Green Chemistry Approach: Synthesis of Schiff Base Ligand Derived from 4-Hydroxy-3-Methoxybenzaldehyde and Glycine and its Cu (II), Zn (II) Complexes

Green Chemistry Approach: Synthesis of Schiff Base Ligand Derived from 4-Hydroxy-3-Methoxybenzaldehyde and Glycine and its Cu (II), Zn (II) Complexes

Silas Ishaku^1*, Muhibah Adebukola Akinrinade², Shinginba Samuel Alhamdu¹, Oyeyipo Titilayo Oluwakemi¹  

¹Chemistry Department, College of Education Zing Taraba State Nigeria

²Chemistry Department University of Ibadan, Ibadan Nigeria

^*Corresponding Author

DOI: https://doi.org/10.51584/IJRIAS.2024.908038

Received: 31 July 2024; Revised: 06 July 2024; Accepted: 13 August 2024; Published: 11 September 2024

ABSTRACT

This study presents the green synthesis and characterization of a Schiff base ligand derived from 4-hydroxy-3-methoxybenzaldehyde and glycine, along with its Copper (II) and Zinc (II) complexes, employing a mechanochemical approach.
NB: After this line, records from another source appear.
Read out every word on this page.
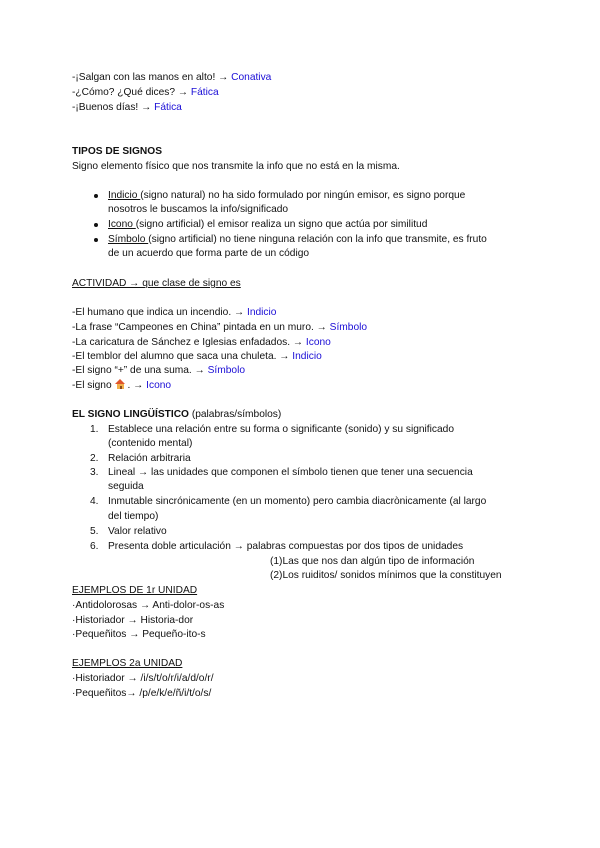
-¡Salgan con las manos en alto! → Conativa
-¿Cómo? ¿Qué dices? → Fática
-¡Buenos días! → Fática
TIPOS DE SIGNOS
Signo elemento físico que nos transmite la info que no está en la misma.
Indicio (signo natural) no ha sido formulado por ningún emisor, es signo porque
nosotros le buscamos la info/significado
Icono (signo artificial) el emisor realiza un signo que actúa por similitud
Símbolo (signo artificial) no tiene ninguna relación con la info que transmite, es fruto
de un acuerdo que forma parte de un código
ACTIVIDAD → que clase de signo es
-El humano que indica un incendio. → Indicio
-La frase “Campeones en China” pintada en un muro. → Símbolo
-La caricatura de Sánchez e Iglesias enfadados. → Icono
-El temblor del alumno que saca una chuleta. → Indicio
-El signo “+” de una suma. → Símbolo
-El signo
. → Icono
EL SIGNO LINGÜÍSTICO (palabras/símbolos)
1. Establece una relación entre su forma o significante (sonido) y su significado
(contenido mental)
2. Relación arbitraria
3. Lineal → las unidades que componen el símbolo tienen que tener una secuencia
seguida
4. Inmutable sincrónicamente (en un momento) pero cambia diacrònicamente (al largo
del tiempo)
5. Valor relativo
6. Presenta doble articulación → palabras compuestas por dos tipos de unidades
(1)Las que nos dan algún tipo de información
(2)Los ruiditos/ sonidos mínimos que la constituyen
EJEMPLOS DE 1r UNIDAD
·Antidolorosas → Anti-dolor-os-as
·Historiador → Historia-dor
·Pequeñitos → Pequeño-ito-s
EJEMPLOS 2a UNIDAD
·Historiador → /i/s/t/o/r/i/a/d/o/r/
·Pequeñitos→ /p/e/k/e/ñ/i/t/o/s/
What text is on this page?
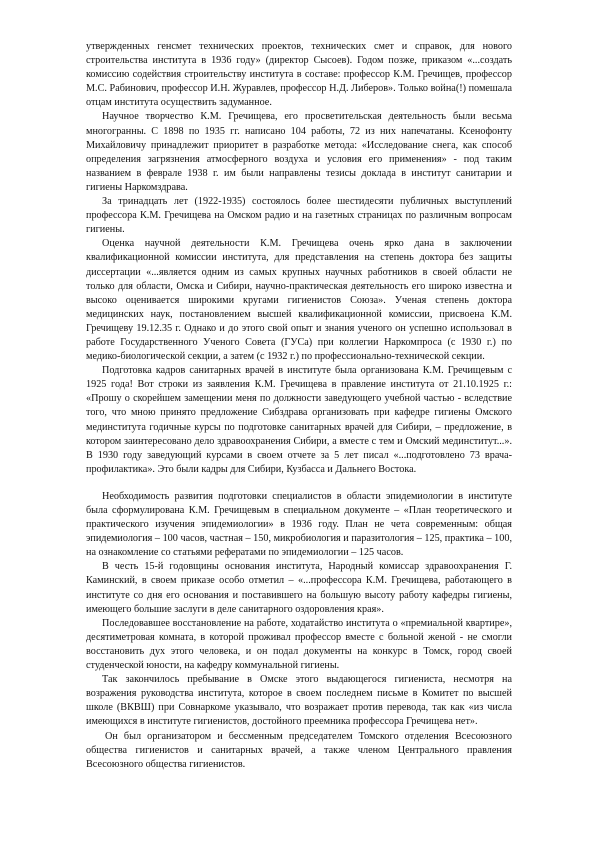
утвержденных генсмет технических проектов, технических смет и справок, для нового строительства института в 1936 году» (директор Сысоев). Годом позже, приказом «...создать комиссию содействия строительству института в составе: профессор К.М. Гречищев, профессор М.С. Рабинович, профессор И.Н. Журавлев, профессор Н.Д. Либеров». Только война(!) помешала отцам института осуществить задуманное.

Научное творчество К.М. Гречищева, его просветительская деятельность были весьма многогранны. С 1898 по 1935 гг. написано 104 работы, 72 из них напечатаны. Ксенофонту Михайловичу принадлежит приоритет в разработке метода: «Исследование снега, как способ определения загрязнения атмосферного воздуха и условия его применения» - под таким названием в феврале 1938 г. им были направлены тезисы доклада в институт санитарии и гигиены Наркомздрава.

За тринадцать лет (1922-1935) состоялось более шестидесяти публичных выступлений профессора К.М. Гречищева на Омском радио и на газетных страницах по различным вопросам гигиены.

Оценка научной деятельности К.М. Гречищева очень ярко дана в заключении квалификационной комиссии института, для представления на степень доктора без защиты диссертации «...является одним из самых крупных научных работников в своей области не только для области, Омска и Сибири, научно-практическая деятельность его широко известна и высоко оценивается широкими кругами гигиенистов Союза». Ученая степень доктора медицинских наук, постановлением высшей квалификационной комиссии, присвоена К.М. Гречищеву 19.12.35 г. Однако и до этого свой опыт и знания ученого он успешно использовал в работе Государственного Ученого Совета (ГУСа) при коллегии Наркомпроса (с 1930 г.) по медико-биологической секции, а затем (с 1932 г.) по профессионально-технической секции.

Подготовка кадров санитарных врачей в институте была организована К.М. Гречищевым с 1925 года! Вот строки из заявления К.М. Гречищева в правление института от 21.10.1925 г.: «Прошу о скорейшем замещении меня по должности заведующего учебной частью - вследствие того, что мною принято предложение Сибздрава организовать при кафедре гигиены Омского мединститута годичные курсы по подготовке санитарных врачей для Сибири, – предложение, в котором заинтересовано дело здравоохранения Сибири, а вместе с тем и Омский мединститут...». В 1930 году заведующий курсами в своем отчете за 5 лет писал «...подготовлено 73 врача-профилактика». Это были кадры для Сибири, Кузбасса и Дальнего Востока.

Необходимость развития подготовки специалистов в области эпидемиологии в институте была сформулирована К.М. Гречищевым в специальном документе – «План теоретического и практического изучения эпидемиологии» в 1936 году. План не чета современным: общая эпидемиология – 100 часов, частная – 150, микробиология и паразитология – 125, практика – 100, на ознакомление со статьями рефератами по эпидемиологии – 125 часов.

В честь 15-й годовщины основания института, Народный комиссар здравоохранения Г. Каминский, в своем приказе особо отметил – «...профессора К.М. Гречищева, работающего в институте со дня его основания и поставившего на большую высоту работу кафедры гигиены, имеющего большие заслуги в деле санитарного оздоровления края».

Последовавшее восстановление на работе, ходатайство института о «премиальной квартире», десятиметровая комната, в которой проживал профессор вместе с больной женой - не смогли восстановить дух этого человека, и он подал документы на конкурс в Томск, город своей студенческой юности, на кафедру коммунальной гигиены.

Так закончилось пребывание в Омске этого выдающегося гигиениста, несмотря на возражения руководства института, которое в своем последнем письме в Комитет по высшей школе (ВКВШ) при Совнаркоме указывало, что возражает против перевода, так как «из числа имеющихся в институте гигиенистов, достойного преемника профессора Гречищева нет».

Он был организатором и бессменным председателем Томского отделения Всесоюзного общества гигиенистов и санитарных врачей, а также членом Центрального правления Всесоюзного общества гигиенистов.
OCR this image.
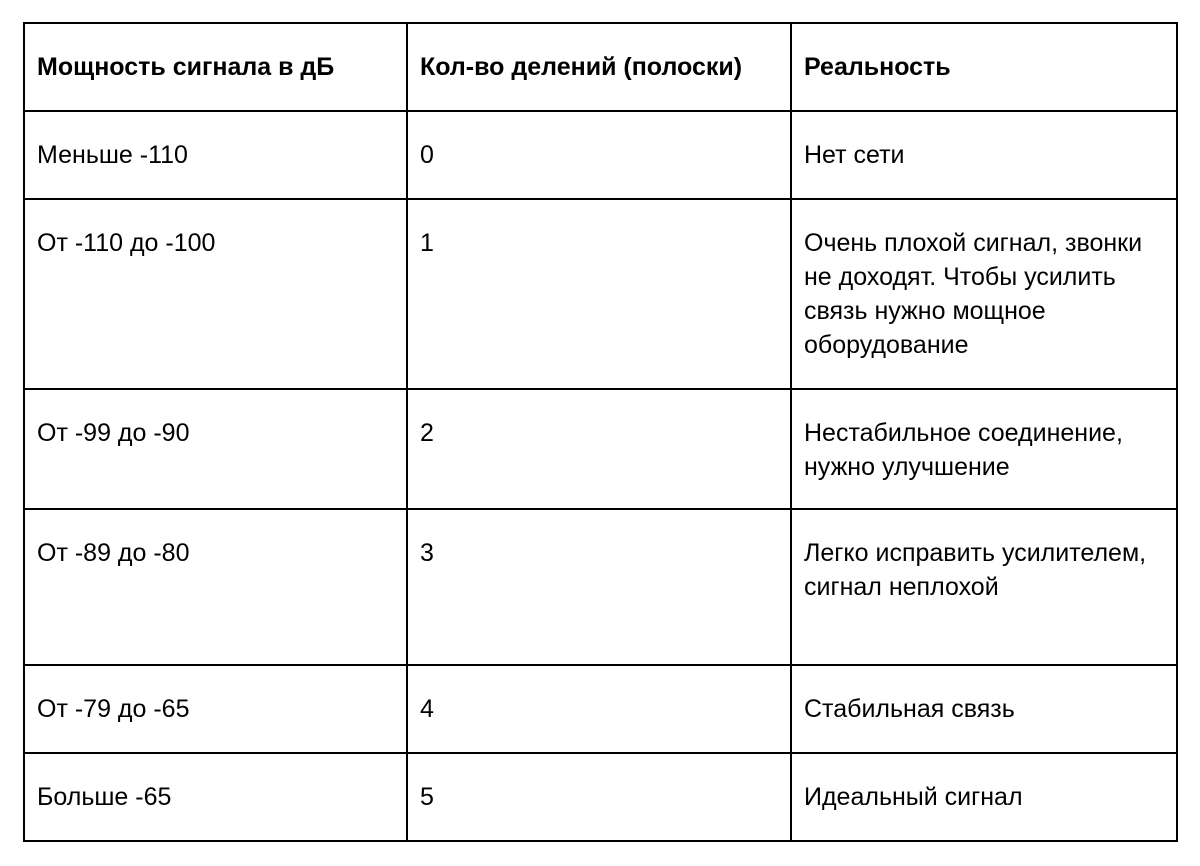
Мощность сигнала в дБ	Кол-во делений (полоски)	Реальность
Меньше -110	0	Нет сети
От -110 до -100	1	Очень плохой сигнал, звонки не доходят. Чтобы усилить связь нужно мощное оборудование
От -99 до -90	2	Нестабильное соединение, нужно улучшение
От -89 до -80	3	Легко исправить усилителем, сигнал неплохой
От -79 до -65	4	Стабильная связь
Больше -65	5	Идеальный сигнал
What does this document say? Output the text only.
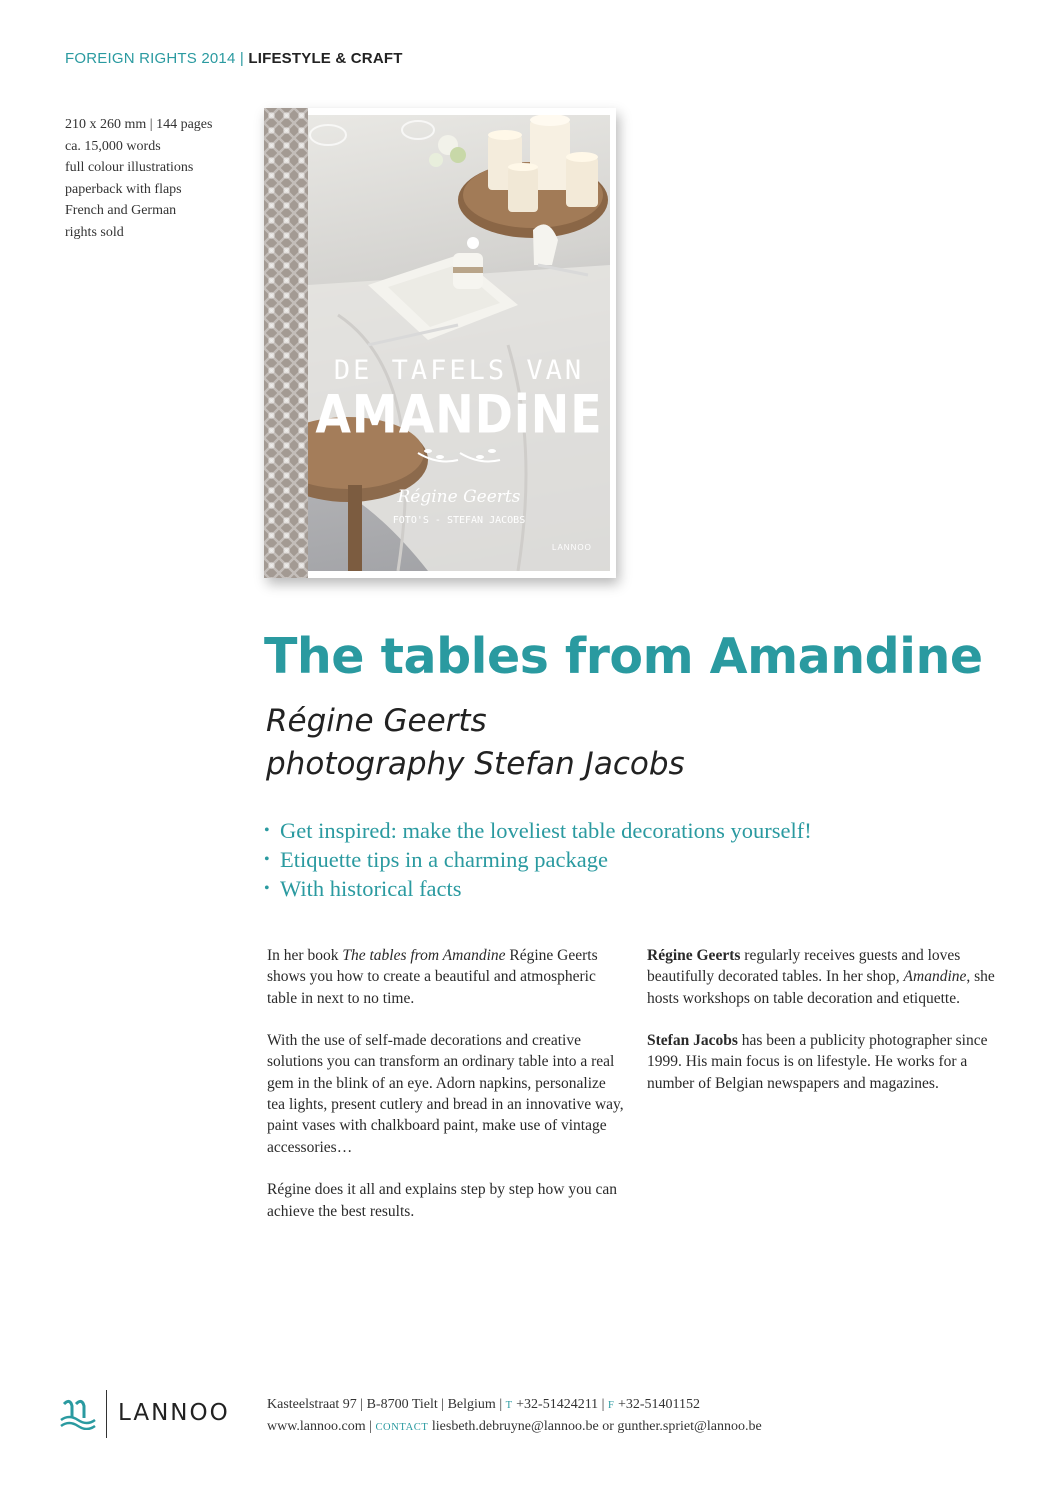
FOREIGN RIGHTS 2014 | LIFESTYLE & CRAFT
210 x 260 mm | 144 pages
ca. 15,000 words
full colour illustrations
paperback with flaps
French and German
rights sold
DE TAFELS VAN
AMANDiNE
Régine Geerts
FOTO'S - STEFAN JACOBS
LANNOO
The tables from Amandine
Régine Geerts
photography Stefan Jacobs
• Get inspired: make the loveliest table decorations yourself!
• Etiquette tips in a charming package
• With historical facts

In her book The tables from Amandine Régine Geerts shows you how to create a beautiful and atmospheric table in next to no time.

With the use of self-made decorations and creative solutions you can transform an ordinary table into a real gem in the blink of an eye. Adorn napkins, personalize tea lights, present cutlery and bread in an innovative way, paint vases with chalkboard paint, make use of vintage accessories…

Régine does it all and explains step by step how you can achieve the best results.

Régine Geerts regularly receives guests and loves beautifully decorated tables. In her shop, Amandine, she hosts workshops on table decoration and etiquette.

Stefan Jacobs has been a publicity photographer since 1999. His main focus is on lifestyle. He works for a number of Belgian newspapers and magazines.

LANNOO	Kasteelstraat 97 | B-8700 Tielt | Belgium | T +32-51424211 | F +32-51401152
www.lannoo.com | CONTACT liesbeth.debruyne@lannoo.be or gunther.spriet@lannoo.be
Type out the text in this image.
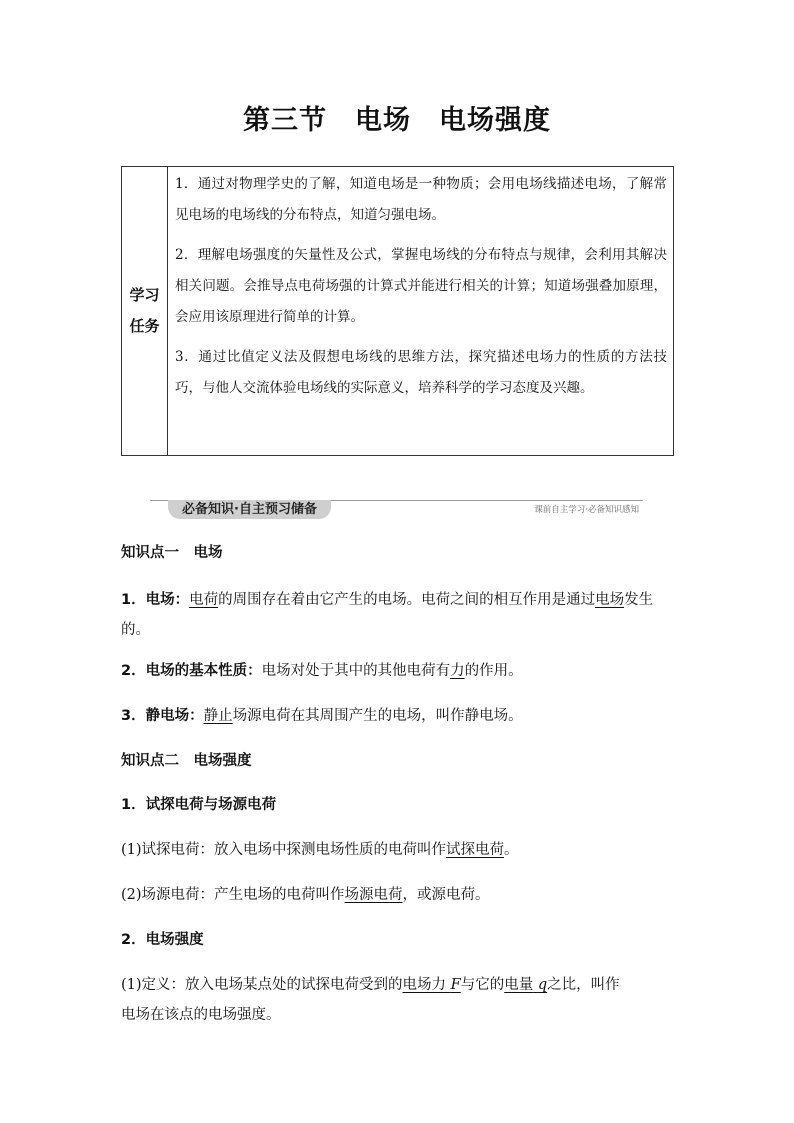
第三节　电场　电场强度
学习
任务
1．通过对物理学史的了解，知道电场是一种物质；会用电场线描述电场，了解常见电场的电场线的分布特点，知道匀强电场。
2．理解电场强度的矢量性及公式，掌握电场线的分布特点与规律，会利用其解决相关问题。会推导点电荷场强的计算式并能进行相关的计算；知道场强叠加原理，会应用该原理进行简单的计算。
3．通过比值定义法及假想电场线的思维方法，探究描述电场力的性质的方法技巧，与他人交流体验电场线的实际意义，培养科学的学习态度及兴趣。
必备知识·自主预习储备	课前自主学习·必备知识感知
知识点一　电场
1．电场：电荷的周围存在着由它产生的电场。电荷之间的相互作用是通过电场发生的。
2．电场的基本性质：电场对处于其中的其他电荷有力的作用。
3．静电场：静止场源电荷在其周围产生的电场，叫作静电场。
知识点二　电场强度
1．试探电荷与场源电荷
(1)试探电荷：放入电场中探测电场性质的电荷叫作试探电荷。
(2)场源电荷：产生电场的电荷叫作场源电荷，或源电荷。
2．电场强度
(1)定义：放入电场某点处的试探电荷受到的电场力 F与它的电量 q之比，叫作
电场在该点的电场强度。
This method aligns with green chemistry principles by minimizing waste and energy consumption and avoiding hazardous reagents. The Schiff base ligand and metal complexes were synthesized through solvent-free grinding, producing a milky-colored ligand and distinctively colored complexes: dark green for Cu (II) and white for Zn (II). The synthesized compounds demonstrated high yields: 96% for the ligand, 98% for the Cu (II) complex, and 97% for the Zn (II) complex. Spectroscopic analyses, including infrared (IR) and ultraviolet-visible (UV-Vis) spectroscopy, confirmed the formation of the Schiff base and its metal complexes, revealing the presence of functional groups and electronic transitions indicative of complexation. The IR spectra showed characteristic bands for hydroxyl (O-H), imine (C=N), carbonyl (C=O), and aromatic groups, as well as metal-ligand (M-N, M-O) interactions. UV-Vis spectra indicated π →π*, n→π*, and d-d transitions, suggesting conjugated π-systems and electronic transitions within the metal ions. This study underscores the efficacy and environmental benefits of the mechanochemical method in synthesizing Schiff base ligands and their metal complexes.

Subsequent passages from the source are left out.